The month of March certainly kept investors on their toes. We saw some interesting developments with the fall of Silicon Valley Bank and we got some positive inflation news and US interest rate news. It was a busy month, but with all that said, March proved to be a positive one.
March 2023 Performance:
Q1 2023 Performance:
To start off, we at Oculus have been receiving several inquiries into the banking system and the fall of Silicon Valley Bank, I wanted to use this time to provide an overall summary as to how the SVB failure happened.
There were a few contributing factors to the fall of Silicon Valley Bank, but it can be nicely summed up with a slight spin on the age-old adage “Don’t put all your eggs in TWO baskets.” Unlike a major bank such as TD or RBC where people and companies from all walks of life use them, the vast majority of SVB’s depositors were from the same industry, tech. For the last decade this concentration in tech worked great for SVB as deposits flowed in and interest rates were low.

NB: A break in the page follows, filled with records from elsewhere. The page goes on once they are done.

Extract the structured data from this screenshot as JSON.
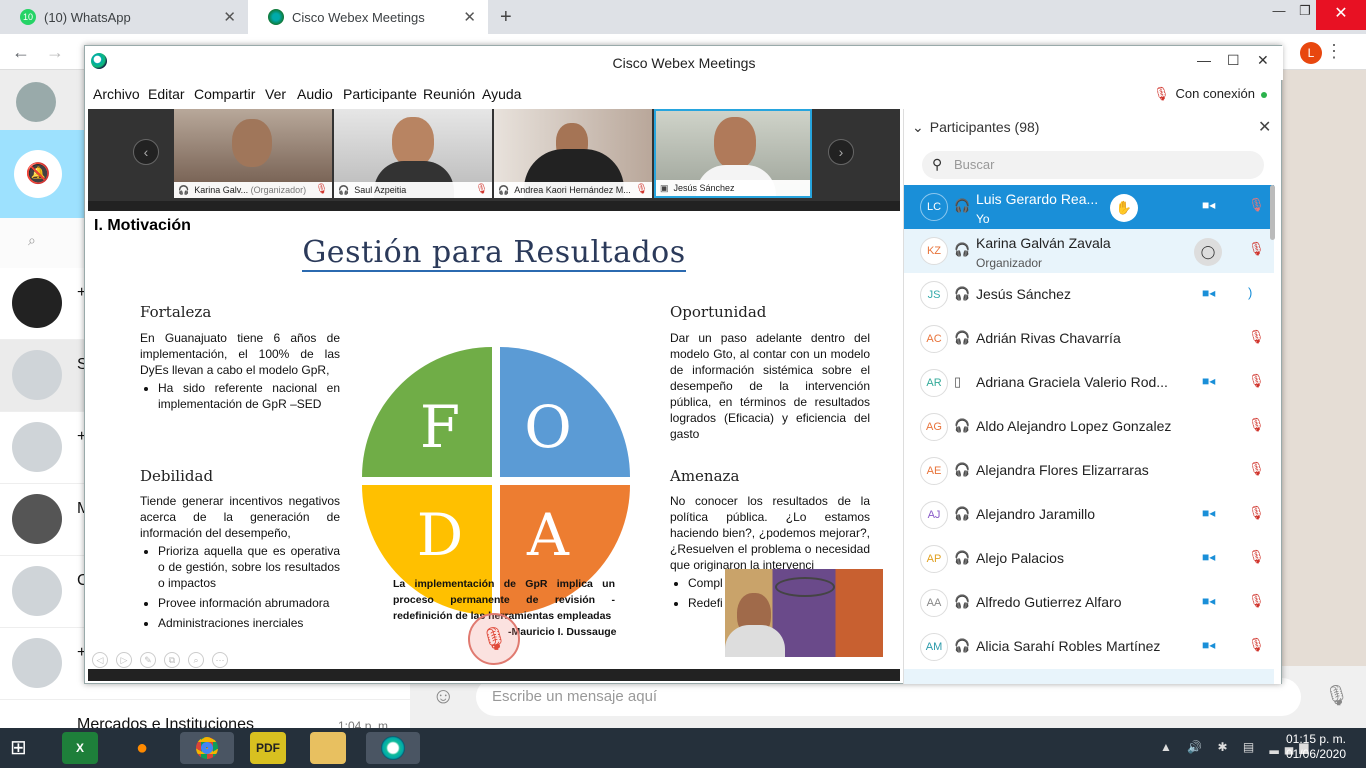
{
  "browser": {
    "tabs": [
      {
        "label": "(10) WhatsApp",
        "badge": "10"
      },
      {
        "label": "Cisco Webex Meetings"
      }
    ],
    "new_tab": "+"
  },
  "whatsapp": {
    "chats": [
      {
        "name": "+"
      },
      {
        "name": "S"
      },
      {
        "name": "+"
      },
      {
        "name": "M"
      },
      {
        "name": "C"
      },
      {
        "name": "+"
      },
      {
        "name": "Mercados e Instituciones",
        "time": "1:04 p. m."
      }
    ],
    "composer_placeholder": "Escribe un mensaje aquí"
  },
  "webex": {
    "window_title": "Cisco Webex Meetings",
    "menu": [
      "Archivo",
      "Editar",
      "Compartir",
      "Ver",
      "Audio",
      "Participante",
      "Reunión",
      "Ayuda"
    ],
    "connection_status": "Con conexión",
    "videos": [
      {
        "name": "Karina  Galv...",
        "role": "(Organizador)"
      },
      {
        "name": "Saul Azpeitia",
        "role": ""
      },
      {
        "name": "Andrea Kaori Hernández M...",
        "role": ""
      },
      {
        "name": "Jesús Sánchez",
        "role": ""
      }
    ],
    "slide": {
      "heading": "I. Motivación",
      "title": "Gestión para Resultados",
      "foda_letters": [
        "F",
        "O",
        "D",
        "A"
      ],
      "fortaleza": {
        "title": "Fortaleza",
        "text": "En Guanajuato tiene 6 años de implementación, el 100% de las DyEs llevan a cabo el modelo GpR,",
        "bullets": [
          "Ha sido referente nacional en implementación de GpR –SED"
        ]
      },
      "oportunidad": {
        "title": "Oportunidad",
        "text": "Dar un paso adelante dentro del modelo Gto, al contar con un modelo de información sistémica sobre el desempeño de la intervención pública, en términos de resultados logrados (Eficacia) y eficiencia del gasto"
      },
      "debilidad": {
        "title": "Debilidad",
        "text": "Tiende generar incentivos negativos acerca de la generación de información del desempeño,",
        "bullets": [
          "Prioriza aquella que es operativa o de gestión, sobre los resultados o impactos",
          "Provee información abrumadora",
          "Administraciones inerciales"
        ]
      },
      "amenaza": {
        "title": "Amenaza",
        "text": "No conocer los resultados de la política pública. ¿Lo estamos haciendo bien?, ¿podemos mejorar?, ¿Resuelven el problema o necesidad que originaron la intervenci",
        "bullets": [
          "Compl",
          "Redefi"
        ]
      },
      "quote": "La implementación de GpR implica un proceso permanente de revisión - redefinición de las herramientas empleadas",
      "quote_author": "-Mauricio I. Dussauge"
    },
    "participants_panel": {
      "title": "Participantes (98)",
      "search_placeholder": "Buscar",
      "list": [
        {
          "initials": "LC",
          "name": "Luis Gerardo Rea...",
          "role": "Yo"
        },
        {
          "initials": "KZ",
          "name": "Karina  Galván Zavala",
          "role": "Organizador"
        },
        {
          "initials": "JS",
          "name": "Jesús Sánchez",
          "role": ""
        },
        {
          "initials": "AC",
          "name": "Adrián Rivas Chavarría",
          "role": ""
        },
        {
          "initials": "AR",
          "name": "Adriana Graciela Valerio Rod...",
          "role": ""
        },
        {
          "initials": "AG",
          "name": "Aldo Alejandro Lopez Gonzalez",
          "role": ""
        },
        {
          "initials": "AE",
          "name": "Alejandra Flores Elizarraras",
          "role": ""
        },
        {
          "initials": "AJ",
          "name": "Alejandro Jaramillo",
          "role": ""
        },
        {
          "initials": "AP",
          "name": "Alejo Palacios",
          "role": ""
        },
        {
          "initials": "AA",
          "name": "Alfredo Gutierrez Alfaro",
          "role": ""
        },
        {
          "initials": "AM",
          "name": "Alicia Sarahí Robles Martínez",
          "role": ""
        }
      ]
    }
  },
  "taskbar": {
    "time": "01:15 p. m.",
    "date": "01/06/2020"
  },
  "colors": {
    "webex_blue": "#1a8fd8",
    "mute_red": "#d0332b",
    "foda_green": "#70ad47",
    "foda_blue": "#5b9bd5",
    "foda_yellow": "#ffc000",
    "foda_orange": "#ed7d31"
  }
}
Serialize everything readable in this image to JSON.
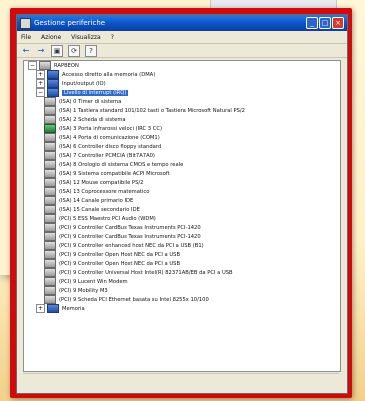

SVB took those deposits and put them in government bonds. So, they had all their clients from one sector, and all their money in one investment type. Then in 2022, interest rates went up rapidly, hurting both the tech sector, and the value of government bonds. What this resulted in was SVB having less assets and tons of clients needing money to keep the lights on.
Even with the drama surrounding SVB, there were some bright spots in the global economy that helped with the positive month. One of which was inflation coming down in Europe (slowed to 6.9% from 8.5%) and the Federal Reserve in the US only raising rates by 0.25%. Most importantly there is strong hope in the market that the rate hike cycle in the states might be heading for a pause, which will be extremely positive for all investors. All of these factors contributed to the market’s appetite for risk, which helped boost the month and end the quarter on a high note.